A part of me wants to believe the comment was made in good faith and is meant to serve as advice from a "veteran" in the industry to an early-mid career engineer like me. But it was insulting, rude, and absolutely unnecessary. It distracted me the rest of the interview and I couldn't collect my thoughts properly.
I ended up not finishing the problem all the way. Got about 2/3 of it done. In the short post-mortem after, they stated I should've taken a wholly different approach since, once again reiterating how much of a beginner I am, I shouldn't have used recursion. The interviewer then laid out, verbally, the pseudocode of what they were expecting/wanting me to do which involved backtracking. All of their previous gestures, facial expressions, and short responses made sense to me afterwards. They conducted the interview with the expectation that I solve the problem the way they themself would've.
For some context, I looked into this problem after the interview and saw that the problem can be solved 1 of 3 ways: recursively, iteratively, or by using backtracking. To me, the recursive solution is what made the most sense to me and I hadn't even thought about the other two. I understand that there are solutions that are more intuitive to others. It's the interviewer's job to remove their own biases and help guide the candidate.

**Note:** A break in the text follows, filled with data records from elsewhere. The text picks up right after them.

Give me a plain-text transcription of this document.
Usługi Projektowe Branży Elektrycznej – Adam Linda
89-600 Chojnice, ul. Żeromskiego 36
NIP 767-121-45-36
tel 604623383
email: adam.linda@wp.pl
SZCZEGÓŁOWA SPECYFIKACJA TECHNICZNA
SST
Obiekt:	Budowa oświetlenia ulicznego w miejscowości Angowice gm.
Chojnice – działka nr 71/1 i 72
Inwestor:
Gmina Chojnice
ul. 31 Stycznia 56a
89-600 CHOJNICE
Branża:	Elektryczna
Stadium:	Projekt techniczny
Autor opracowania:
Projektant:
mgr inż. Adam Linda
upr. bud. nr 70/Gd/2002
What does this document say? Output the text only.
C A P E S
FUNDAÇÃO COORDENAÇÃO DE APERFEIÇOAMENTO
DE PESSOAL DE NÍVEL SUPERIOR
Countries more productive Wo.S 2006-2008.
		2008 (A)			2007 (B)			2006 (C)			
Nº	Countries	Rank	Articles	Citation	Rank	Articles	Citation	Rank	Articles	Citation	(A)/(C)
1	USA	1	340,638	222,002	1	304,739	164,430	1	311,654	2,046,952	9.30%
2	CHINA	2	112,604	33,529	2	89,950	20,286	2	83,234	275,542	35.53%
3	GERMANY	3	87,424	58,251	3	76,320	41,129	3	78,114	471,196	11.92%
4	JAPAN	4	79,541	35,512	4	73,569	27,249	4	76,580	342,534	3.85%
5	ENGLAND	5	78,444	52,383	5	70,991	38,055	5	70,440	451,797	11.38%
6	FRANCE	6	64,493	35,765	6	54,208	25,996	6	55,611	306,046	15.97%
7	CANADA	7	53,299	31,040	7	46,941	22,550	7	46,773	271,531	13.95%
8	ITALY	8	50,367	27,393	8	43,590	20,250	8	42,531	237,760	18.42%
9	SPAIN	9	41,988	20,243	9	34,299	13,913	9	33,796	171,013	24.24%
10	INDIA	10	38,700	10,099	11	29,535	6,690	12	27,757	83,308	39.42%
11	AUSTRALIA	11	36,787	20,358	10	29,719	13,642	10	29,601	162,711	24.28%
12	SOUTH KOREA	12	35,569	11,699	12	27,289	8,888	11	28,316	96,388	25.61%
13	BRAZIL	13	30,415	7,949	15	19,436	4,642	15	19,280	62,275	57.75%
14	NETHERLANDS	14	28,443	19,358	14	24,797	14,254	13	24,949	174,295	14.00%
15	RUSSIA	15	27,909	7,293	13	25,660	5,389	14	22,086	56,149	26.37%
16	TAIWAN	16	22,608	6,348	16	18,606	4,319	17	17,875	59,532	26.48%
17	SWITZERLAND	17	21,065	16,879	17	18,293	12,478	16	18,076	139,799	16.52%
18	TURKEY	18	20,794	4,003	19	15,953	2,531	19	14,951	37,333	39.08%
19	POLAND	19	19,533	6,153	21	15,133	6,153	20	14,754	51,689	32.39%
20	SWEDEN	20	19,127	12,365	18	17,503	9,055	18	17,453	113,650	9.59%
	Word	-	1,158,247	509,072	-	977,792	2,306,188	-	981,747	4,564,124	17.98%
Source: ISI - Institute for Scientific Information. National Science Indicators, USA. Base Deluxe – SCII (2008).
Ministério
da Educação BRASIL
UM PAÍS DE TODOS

Some feedback/suggestions for Flex if they look at this review:
1. A "rockstar" engineer does not make a "rockstar" interviewer. Candidates are extremely anxious and nervous going into and throughout the interview. Interviewers should be aware of this and make a conscious effort to ease a candidate's nerves.
2. If an interview is going to use a specific platform, explicitly mention it to the candidates ahead of time via the interview scheduling confirmation so they can get familiar with it ahead of time, not 2 minutes before the interview start time.